As the web of short sales and foreclosures continues to unfold, a new twist has come into play. Investors have begun purchasing deficiency judgments (“an unsecured money judgment against a borrower whose mortgage foreclosure sale did not produce sufficient funds to pay the underlying promissory note, or loan, in full” Wickipedia) from banks for around 2 cents on the dollar, according to a recent Wall Street Journal article House is Gone but Debt Lives On.
Silverleaf Advisors LLC, a Miami private-equity firm, is one investor in battered mortgage debt. “We are waiting for the economy to somewhat heal so that it’s a better time to go after people,” says Douglas Hannah, managing director of Silverleaf.
As with all complex business and financial matters, a specialist’s advice is invaluable before signing any documents. We recommend speaking with an attorney and an accountant to better understand all possible consequences before making any decisions.
Homeowners who have been able to sell their home as a short sale often feel a sigh of relief to be out from under the burden of their home loan debt. However, it may not be that easy for both short sales and foreclosures as lawsuits against these homeowners may be increasing in the future.
According to several real estate and legal analysts, it is anticpated that lenders will file a tidal wave of lawsuits against homeowners in the next few years as a way to recoup losses when home sales or foreclosure auctions don’t result in enough money to pay the mortgages in full.
Under Florida law, banks have five years from the date of the sale to file for so-called deficiency judgments and up to 20 years to collect. Lenders can garnish wages or make claims on borrowers’ assets. These types of lawsuits were virtually unheard of before the real estate market turned, mainly because foreclosures and short sales were relatively rare at the time.

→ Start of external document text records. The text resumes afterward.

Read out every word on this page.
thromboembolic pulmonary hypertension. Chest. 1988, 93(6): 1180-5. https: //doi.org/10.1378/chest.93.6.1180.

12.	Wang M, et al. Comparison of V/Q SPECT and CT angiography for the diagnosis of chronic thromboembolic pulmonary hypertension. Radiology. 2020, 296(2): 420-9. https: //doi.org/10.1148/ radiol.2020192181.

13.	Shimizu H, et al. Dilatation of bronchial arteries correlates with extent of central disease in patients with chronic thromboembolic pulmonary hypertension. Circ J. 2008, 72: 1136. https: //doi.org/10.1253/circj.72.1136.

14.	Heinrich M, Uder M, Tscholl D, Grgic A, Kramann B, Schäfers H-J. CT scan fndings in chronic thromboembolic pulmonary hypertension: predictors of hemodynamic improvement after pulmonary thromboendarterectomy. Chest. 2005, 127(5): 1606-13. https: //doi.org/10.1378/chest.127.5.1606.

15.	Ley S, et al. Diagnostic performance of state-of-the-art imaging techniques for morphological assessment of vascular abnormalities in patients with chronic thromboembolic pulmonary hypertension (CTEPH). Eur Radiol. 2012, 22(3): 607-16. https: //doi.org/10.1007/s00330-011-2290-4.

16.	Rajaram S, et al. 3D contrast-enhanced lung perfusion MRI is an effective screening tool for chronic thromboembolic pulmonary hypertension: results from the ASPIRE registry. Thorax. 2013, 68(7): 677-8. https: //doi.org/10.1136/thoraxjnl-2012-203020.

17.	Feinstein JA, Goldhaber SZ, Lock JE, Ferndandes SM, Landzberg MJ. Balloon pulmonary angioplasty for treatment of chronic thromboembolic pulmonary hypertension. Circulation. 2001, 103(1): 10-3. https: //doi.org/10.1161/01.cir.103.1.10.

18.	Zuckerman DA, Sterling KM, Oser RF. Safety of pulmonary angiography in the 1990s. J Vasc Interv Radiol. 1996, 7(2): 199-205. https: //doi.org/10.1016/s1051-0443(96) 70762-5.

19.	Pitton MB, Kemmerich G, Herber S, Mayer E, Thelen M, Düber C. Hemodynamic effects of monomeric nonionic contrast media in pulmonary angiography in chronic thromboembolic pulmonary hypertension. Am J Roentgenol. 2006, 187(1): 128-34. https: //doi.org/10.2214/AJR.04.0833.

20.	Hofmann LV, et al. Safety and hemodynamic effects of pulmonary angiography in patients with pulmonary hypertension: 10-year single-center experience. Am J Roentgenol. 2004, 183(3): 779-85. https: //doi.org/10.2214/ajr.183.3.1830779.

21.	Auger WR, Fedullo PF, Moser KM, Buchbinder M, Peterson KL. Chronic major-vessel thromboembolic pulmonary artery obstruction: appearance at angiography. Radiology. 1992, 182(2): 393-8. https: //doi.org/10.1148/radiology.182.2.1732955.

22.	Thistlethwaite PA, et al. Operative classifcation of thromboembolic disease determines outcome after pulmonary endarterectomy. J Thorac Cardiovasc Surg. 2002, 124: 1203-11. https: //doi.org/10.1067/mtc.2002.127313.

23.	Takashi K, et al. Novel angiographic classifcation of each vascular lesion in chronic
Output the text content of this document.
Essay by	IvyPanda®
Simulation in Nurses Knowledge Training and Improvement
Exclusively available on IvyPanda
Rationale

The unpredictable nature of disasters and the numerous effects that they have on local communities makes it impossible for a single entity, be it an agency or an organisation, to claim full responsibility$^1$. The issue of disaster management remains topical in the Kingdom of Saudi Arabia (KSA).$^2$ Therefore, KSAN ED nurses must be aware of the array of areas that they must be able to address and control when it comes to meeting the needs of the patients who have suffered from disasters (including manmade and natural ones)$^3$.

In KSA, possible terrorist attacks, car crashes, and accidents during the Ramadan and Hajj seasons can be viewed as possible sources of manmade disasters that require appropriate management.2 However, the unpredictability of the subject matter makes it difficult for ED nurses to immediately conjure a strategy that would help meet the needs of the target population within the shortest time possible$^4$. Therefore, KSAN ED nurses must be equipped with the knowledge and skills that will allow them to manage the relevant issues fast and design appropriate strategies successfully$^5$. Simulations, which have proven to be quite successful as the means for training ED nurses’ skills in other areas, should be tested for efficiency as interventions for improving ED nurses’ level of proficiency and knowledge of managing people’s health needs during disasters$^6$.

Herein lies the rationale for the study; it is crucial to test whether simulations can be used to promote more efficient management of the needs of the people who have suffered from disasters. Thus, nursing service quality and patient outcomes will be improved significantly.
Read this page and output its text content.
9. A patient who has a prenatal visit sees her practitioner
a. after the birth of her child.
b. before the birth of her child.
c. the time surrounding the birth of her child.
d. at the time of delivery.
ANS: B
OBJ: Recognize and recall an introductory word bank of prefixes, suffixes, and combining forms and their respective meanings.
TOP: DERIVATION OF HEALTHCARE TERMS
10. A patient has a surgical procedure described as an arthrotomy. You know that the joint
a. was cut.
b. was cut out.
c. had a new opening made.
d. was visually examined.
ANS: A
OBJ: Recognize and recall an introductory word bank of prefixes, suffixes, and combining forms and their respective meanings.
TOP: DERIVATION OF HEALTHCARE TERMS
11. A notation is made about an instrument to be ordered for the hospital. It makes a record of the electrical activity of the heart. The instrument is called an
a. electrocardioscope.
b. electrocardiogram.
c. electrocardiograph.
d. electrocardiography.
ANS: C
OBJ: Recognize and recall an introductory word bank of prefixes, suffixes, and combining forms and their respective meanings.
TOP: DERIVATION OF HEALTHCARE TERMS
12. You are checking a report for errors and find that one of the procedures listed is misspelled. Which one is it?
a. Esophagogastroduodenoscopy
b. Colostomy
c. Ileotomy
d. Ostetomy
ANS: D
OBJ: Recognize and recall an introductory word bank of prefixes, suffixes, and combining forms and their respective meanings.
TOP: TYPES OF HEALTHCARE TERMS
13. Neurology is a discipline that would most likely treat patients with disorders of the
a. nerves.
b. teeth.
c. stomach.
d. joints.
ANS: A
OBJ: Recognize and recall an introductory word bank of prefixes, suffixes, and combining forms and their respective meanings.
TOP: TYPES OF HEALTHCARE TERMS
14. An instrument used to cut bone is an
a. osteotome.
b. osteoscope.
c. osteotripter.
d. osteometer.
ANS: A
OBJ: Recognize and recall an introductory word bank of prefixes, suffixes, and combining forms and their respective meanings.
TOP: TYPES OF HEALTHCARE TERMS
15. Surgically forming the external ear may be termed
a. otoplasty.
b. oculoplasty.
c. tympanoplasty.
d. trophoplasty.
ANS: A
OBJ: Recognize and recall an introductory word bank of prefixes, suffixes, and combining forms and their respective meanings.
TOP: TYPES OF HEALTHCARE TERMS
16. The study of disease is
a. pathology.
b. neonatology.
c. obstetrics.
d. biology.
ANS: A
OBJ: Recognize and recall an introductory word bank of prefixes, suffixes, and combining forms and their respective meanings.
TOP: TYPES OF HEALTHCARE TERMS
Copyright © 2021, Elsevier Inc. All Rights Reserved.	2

Homeowners who are at the most risk of being involved with these lawsuits can include those homeowners who ransack properties or even those borrower’s who walk away from “underwater” mortgages. According to a recent survey released by Trulia and RealtyTrac, four out of 10 homeowners said they would consider abandoning properties that are underwater, or worth less than the mortgages. Lenders hope to discourage these behaviors by filing these lawsuits.
On the other hand, most mortgage companies typically won’t sue homeowners who negotiate in good faith or those who default on their loans because of job losses or other unforeseen circumstances, said Anthony Manno, an executive with Steelbridge Real Estate Services. The Miami-based company works with lenders on the resale of foreclosed homes. Still, borrowers shouldn’t rely on a lender’s verbal commitment, Manno said. “Get something in writing.”
A forgiven mortgage balance through 2012 is not considered taxable income on a primary residence as long as the debt was used to buy or improve the house. But borrowers who walk away from investment properties risk having to pay federal income taxes on the forgiven amount.
Homeowners who hand their properties back to the bank through so-called deeds in lieu of foreclosure also should make sure they won’t be on the hook for any mortgage debt.